Bender and Gebru argued that the deployment of these systems would centralize linguistic and cultural power in the hands of the small number of companies that could afford to train them. The internet would become a place where the dominant voice was a statistical average of dominant voices, presented as a neutral assistant. Languages underrepresented in the training data would degrade over time as more web content was generated by these systems and fed back into the next training run.
This is now happening in real time. A 2024 study found that 57% of new web content in English is AI-generated or AI-assisted. Researchers studying low-resource languages have documented active degradation in translation quality, because the synthetic content fed back into training is itself worse in those languages.
The paper Google fired her for predicted the model collapse problem before model collapse had a name.
The mechanism behind why this all happened is the part of her work that nobody quotes.
Gebru's argument was not that AI is dangerous in some abstract sci-fi sense. Her argument was that AI is dangerous in a very specific structural sense. The technology was being built by a small group of researchers who shared similar backgrounds, worked at similar companies, and were rewarded for shipping products faster than competitors. The incentive structure made it impossible for safety, ethics, and bias concerns to slow anything down. Anyone inside the system who raised those concerns was either ignored, sidelined, or removed.
She was making that argument from inside Google.
Then Google proved her right by removing her.
The team Google had built to make sure their AI was safe was dismantled in 90 days because they did the job they had been hired to do. Margaret Mitchell, the other co-lead of the Ethical AI team, was fired two months after Gebru for searching through her own emails for evidence of how Gebru had been treated.
Gebru did not stop. She founded DAIR, the Distributed AI Research Institute, in 2021. The mission is to do AI research outside the control of the companies that have a financial interest in not hearing the answers.
Every prediction in the Stochastic Parrots paper has now been validated by deployment. Hallucinations are an industry-wide problem the largest labs cannot solve. Bias amplification has been documented in hiring, healthcare, lending, and criminal justice. Environmental costs are larger than entire small countries. Training data audits remain impossible.

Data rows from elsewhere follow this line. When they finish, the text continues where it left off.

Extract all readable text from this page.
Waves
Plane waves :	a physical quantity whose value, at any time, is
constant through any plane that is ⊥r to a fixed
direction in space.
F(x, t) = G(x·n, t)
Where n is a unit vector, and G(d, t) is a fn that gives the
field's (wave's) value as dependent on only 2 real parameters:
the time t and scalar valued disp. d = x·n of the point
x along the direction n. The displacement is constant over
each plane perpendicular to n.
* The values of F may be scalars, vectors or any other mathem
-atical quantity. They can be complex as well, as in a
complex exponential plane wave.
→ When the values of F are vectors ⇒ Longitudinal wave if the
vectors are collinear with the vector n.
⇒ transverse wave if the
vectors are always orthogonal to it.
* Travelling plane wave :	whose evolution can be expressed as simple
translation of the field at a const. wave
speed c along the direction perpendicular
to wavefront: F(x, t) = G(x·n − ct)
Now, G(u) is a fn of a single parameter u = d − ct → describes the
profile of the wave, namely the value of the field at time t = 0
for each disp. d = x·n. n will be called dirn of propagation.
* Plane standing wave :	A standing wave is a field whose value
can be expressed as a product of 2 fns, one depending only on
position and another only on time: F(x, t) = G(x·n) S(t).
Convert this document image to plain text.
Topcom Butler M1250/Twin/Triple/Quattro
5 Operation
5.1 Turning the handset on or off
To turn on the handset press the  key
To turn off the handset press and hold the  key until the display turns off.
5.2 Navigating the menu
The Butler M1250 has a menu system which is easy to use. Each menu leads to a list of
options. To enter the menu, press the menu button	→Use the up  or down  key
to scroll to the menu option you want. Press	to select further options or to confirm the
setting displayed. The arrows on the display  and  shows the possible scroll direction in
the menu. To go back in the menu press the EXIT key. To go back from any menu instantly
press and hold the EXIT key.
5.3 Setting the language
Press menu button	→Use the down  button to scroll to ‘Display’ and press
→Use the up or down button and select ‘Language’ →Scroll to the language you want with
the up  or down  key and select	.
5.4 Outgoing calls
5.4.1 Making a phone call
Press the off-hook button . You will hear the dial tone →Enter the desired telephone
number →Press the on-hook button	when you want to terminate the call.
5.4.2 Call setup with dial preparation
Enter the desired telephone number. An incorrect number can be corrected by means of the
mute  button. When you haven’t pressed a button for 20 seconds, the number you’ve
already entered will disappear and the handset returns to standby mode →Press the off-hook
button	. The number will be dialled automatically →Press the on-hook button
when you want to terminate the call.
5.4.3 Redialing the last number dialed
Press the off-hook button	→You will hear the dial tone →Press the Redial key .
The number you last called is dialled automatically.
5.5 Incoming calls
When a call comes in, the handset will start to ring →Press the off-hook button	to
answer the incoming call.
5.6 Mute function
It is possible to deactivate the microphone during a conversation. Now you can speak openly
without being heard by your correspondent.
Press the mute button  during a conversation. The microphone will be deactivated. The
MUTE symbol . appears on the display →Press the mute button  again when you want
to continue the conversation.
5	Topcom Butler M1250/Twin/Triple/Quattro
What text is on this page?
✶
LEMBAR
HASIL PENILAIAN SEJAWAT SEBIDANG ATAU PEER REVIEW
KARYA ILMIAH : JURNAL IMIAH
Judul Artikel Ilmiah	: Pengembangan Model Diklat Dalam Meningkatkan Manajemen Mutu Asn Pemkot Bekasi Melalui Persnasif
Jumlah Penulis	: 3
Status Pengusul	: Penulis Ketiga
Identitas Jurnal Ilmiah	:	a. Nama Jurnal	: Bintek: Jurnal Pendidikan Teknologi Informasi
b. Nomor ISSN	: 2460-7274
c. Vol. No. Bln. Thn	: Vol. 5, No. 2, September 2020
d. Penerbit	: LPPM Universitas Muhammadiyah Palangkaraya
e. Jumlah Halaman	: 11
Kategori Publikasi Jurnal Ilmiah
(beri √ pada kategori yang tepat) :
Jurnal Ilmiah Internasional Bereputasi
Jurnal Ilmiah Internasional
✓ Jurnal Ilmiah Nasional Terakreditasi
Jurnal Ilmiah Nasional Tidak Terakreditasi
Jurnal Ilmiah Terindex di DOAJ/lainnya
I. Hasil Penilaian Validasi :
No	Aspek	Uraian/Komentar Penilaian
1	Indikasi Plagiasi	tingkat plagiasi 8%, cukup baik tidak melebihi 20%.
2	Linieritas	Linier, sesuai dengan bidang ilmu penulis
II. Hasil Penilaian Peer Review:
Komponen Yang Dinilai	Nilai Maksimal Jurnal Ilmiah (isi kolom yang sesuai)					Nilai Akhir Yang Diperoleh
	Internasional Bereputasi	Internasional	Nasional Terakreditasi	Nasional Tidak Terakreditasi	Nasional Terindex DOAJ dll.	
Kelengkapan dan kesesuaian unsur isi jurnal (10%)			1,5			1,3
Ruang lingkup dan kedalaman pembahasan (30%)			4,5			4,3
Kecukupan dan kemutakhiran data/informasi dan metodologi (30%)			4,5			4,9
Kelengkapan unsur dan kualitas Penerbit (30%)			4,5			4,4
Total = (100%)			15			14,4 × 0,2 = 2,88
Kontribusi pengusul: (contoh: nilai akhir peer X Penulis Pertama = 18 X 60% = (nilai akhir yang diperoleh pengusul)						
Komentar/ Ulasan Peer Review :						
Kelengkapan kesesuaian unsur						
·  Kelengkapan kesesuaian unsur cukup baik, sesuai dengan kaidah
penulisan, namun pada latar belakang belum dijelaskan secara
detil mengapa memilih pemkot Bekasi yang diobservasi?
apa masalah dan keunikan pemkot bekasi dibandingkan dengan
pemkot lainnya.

Model collapse is an active research crisis at every major lab.
The question worth sitting with is the one almost no one in the industry will say out loud.
Every researcher with the technical credibility to call out these problems watched what happened to her in December 2020 and made a calculation about their own career. The number of people willing to speak publicly about safety and ethics issues inside the major AI labs collapsed after that firing and has not recovered.
The researcher Google fired for warning about exactly what is now happening was right.
The company that fired her is now the second-largest deployer of the technology she warned about.
And the people inside that company who agree with her are not allowed to say so.